As this chapter of the “The Process” closes, I’m not mad at Ben Simmons per se, but I am disappointed for what could have been an unstoppable duo of him and Embiid if he could have gotten his act together since I truly believe last year was perfectly set up for the Sixers to possibly win a championship. That said, the Sixers have an encouraging team heading into the postseason and at this point it’s championship or bust.

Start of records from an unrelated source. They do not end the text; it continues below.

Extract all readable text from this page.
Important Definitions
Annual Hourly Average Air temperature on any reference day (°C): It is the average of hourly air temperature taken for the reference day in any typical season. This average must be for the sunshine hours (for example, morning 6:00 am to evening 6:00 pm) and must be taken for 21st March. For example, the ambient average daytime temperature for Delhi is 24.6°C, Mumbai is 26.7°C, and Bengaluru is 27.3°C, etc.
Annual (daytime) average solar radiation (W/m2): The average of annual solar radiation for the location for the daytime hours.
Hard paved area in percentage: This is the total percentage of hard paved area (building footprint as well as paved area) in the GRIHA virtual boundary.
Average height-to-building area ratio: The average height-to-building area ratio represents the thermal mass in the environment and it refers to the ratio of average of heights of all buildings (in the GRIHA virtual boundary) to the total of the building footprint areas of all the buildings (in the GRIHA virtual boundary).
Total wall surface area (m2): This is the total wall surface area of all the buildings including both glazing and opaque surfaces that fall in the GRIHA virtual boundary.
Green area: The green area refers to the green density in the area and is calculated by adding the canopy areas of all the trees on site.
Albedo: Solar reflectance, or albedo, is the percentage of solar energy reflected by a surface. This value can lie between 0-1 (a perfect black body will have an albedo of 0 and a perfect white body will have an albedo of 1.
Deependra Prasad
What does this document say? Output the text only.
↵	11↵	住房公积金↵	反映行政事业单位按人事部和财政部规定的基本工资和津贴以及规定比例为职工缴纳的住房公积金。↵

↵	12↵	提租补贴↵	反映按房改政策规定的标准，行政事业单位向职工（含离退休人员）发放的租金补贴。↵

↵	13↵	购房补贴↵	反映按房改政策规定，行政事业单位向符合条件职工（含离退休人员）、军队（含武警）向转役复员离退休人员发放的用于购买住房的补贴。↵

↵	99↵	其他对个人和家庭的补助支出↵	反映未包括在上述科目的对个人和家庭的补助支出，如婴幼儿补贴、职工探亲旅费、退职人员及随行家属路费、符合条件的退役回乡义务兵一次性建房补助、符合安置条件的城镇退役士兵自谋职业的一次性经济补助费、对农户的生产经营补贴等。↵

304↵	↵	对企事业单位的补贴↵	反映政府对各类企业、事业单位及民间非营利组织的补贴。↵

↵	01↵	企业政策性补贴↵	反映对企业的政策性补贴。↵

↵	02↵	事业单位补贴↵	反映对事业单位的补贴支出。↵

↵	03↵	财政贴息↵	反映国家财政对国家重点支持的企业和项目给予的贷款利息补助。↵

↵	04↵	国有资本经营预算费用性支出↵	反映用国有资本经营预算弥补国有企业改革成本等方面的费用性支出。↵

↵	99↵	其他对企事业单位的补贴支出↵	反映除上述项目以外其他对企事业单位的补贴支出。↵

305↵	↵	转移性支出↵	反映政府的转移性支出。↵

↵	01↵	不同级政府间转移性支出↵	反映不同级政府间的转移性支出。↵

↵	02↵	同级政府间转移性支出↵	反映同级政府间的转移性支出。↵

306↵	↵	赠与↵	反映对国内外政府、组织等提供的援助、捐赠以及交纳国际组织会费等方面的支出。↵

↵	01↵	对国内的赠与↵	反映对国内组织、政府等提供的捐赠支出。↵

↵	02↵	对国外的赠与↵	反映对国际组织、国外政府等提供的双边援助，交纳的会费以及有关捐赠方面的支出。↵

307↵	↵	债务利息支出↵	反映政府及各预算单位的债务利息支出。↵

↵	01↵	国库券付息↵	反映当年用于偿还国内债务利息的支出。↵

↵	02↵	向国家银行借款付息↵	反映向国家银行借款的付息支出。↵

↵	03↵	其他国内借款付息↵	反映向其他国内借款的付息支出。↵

And my last thoughts are as follows… “The Process” did indeed work. The goal was to build a winning organization out of completely nothing. The Sixers did that. It’s super hard to win a championship in any league. There are so many outside factors that you can’t necessarily control to win a championship and sometimes you even need luck. You can build the richest teams in the league like the Boston Red Sox, New York Yankees, or Los Angeles Dodgers and still come up short almost every year. You can have a half billion dollar quarterback like the Kansas City Chiefs and still come up short multiple times. The ultimate goal of the Process was to make something out of nothing and that’s exactly what Sam Hinkie, Brett Brown, Elton Brand, and Darly Morey did. Take a look at other teams in the league over the past decade during the Process years who never fully or openly committed to tanking, yet still remain bottom feeders to this day: Sacramento Kings, Orlando Magic, Charlotte Hornets, New Orleans Pelicans, Indiana Pacers, and the Minnesota Timberwolves. All of these teams have done close to nothing in the past decade. And I’m not saying tanking is always the best method, it just so happened to be the Philadelphia 76ers approach and hey, it looks like it worked out real good for them. So shoutout legendary Process Sixer Tony Wroten who originally coined the phrase “Trust the Process” because I certainly did and the city of Philadelphia made it their fight song. Sixers fans, let’s continue to trust the process and say good riddance to Ben Simmons.
Long live The Process.
“Good things come to those who wait,” - Daryl Morey (probably).